Vorgesehen sind dem Vernehmen nach in dem Konzept drei Szenarien, darunter ein Totalverkauf des ÖIAG-Anteils von 47,2 Prozent an einen strategischen Partner bis Mitte Juli. Ein Name sei nicht genannt worden, nach bisherigen Informationen dürfte es sich aber um die Swisscom handeln.
Protestaktion der Personalvertreter
Die TA-Personalvertretung und die Postgewerkschaft haben bereits
für 8.00 Uhr eine Protestaktion vor der für 10.00 Uhr anberaumten
ÖIAG-Aufsichtsratssitzung vor der ÖIAG-Zentrale in der Wiener
Innenstadt angekündigt.
ÖIAGDrei Varianten
Zwei weitere Optionen in dem TA-Privatisierungskonzept sind längerfristiger Natur, sie sollen bis Ende 2003 umgesetzt werden. Eine Variante davon lautet auf einen Verkauf von je fünf Prozent der Anteile von ÖIAG und Telecom Italia an der TA über die Börse.

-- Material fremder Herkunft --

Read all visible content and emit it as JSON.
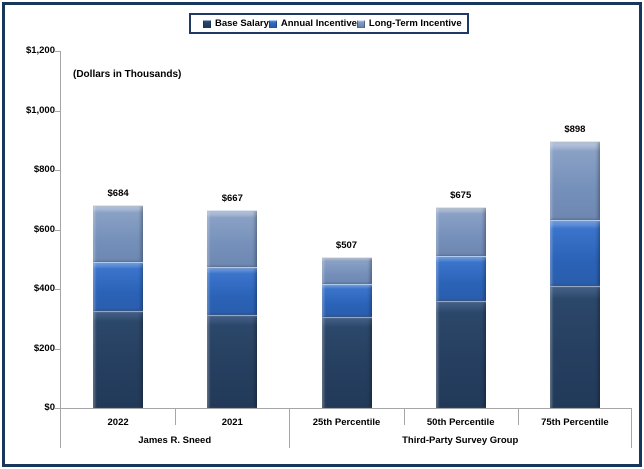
{
  "frame": {
    "border_color": "#16365C",
    "background": "#FFFFFF"
  },
  "chart_data": {
    "type": "bar",
    "stacked": true,
    "units_note": "(Dollars in Thousands)",
    "grid": false,
    "legend_position": "top",
    "categories": [
      "2022",
      "2021",
      "25th Percentile",
      "50th Percentile",
      "75th Percentile"
    ],
    "category_groups": [
      {
        "label": "James R. Sneed",
        "span": [
          0,
          1
        ]
      },
      {
        "label": "Third-Party Survey Group",
        "span": [
          2,
          4
        ]
      }
    ],
    "series": [
      {
        "name": "Base Salary",
        "color": "#27425F",
        "values": [
          325,
          312,
          307,
          360,
          411
        ]
      },
      {
        "name": "Annual Incentive",
        "color": "#2A66C0",
        "values": [
          165,
          163,
          110,
          152,
          220
        ]
      },
      {
        "name": "Long-Term Incentive",
        "color": "#7089B3",
        "values": [
          194,
          192,
          90,
          163,
          267
        ]
      }
    ],
    "totals": [
      684,
      667,
      507,
      675,
      898
    ],
    "total_labels": [
      "$684",
      "$667",
      "$507",
      "$675",
      "$898"
    ],
    "y_axis": {
      "min": 0,
      "max": 1200,
      "step": 200,
      "tick_labels": [
        "$0",
        "$200",
        "$400",
        "$600",
        "$800",
        "$1,000",
        "$1,200"
      ]
    }
  }
}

Die zweite Variante sieht ebenfalls einen Verkauf über die Börse vor, wobei den Informationen zufolge der TI-Anteil [14,8 Prozent] zur Gänze und ein aliquotes ÖIAG-Paket angeboten werden sollen. "Beschlossen wird morgen sicher nichts", sagte ÖIAG-Sprecherin Viktoria Kickinger dazu.
Die TA steht auf der Privatisierungsliste der Schüssel-II-Regierung und soll laut Ministerratsbeschluss vom 1. April 2003 "bis zu 100 Prozent" verkauft werden.
Verschoben wurde die ebenfalls für Freitag anberaumte ÖIAG-Hauptversammlung auf 10. Juli. Die Verschiebung wird in der ÖIAG mit dem Zeitlauf der Budgetbegleitgesetze begründet, deren Beschlussfassung sich wegen der Pensionsreform verschoben hat. Die Hauptversammlung muss die Dividendenausschüttung beschließen.
Eigentümervertreter Finanzminister Karl-Heinz Grasser hat der ÖIAG für das Geschäftsjahr 2002 eine Dividende von 300 Mio. Euro "verordnet".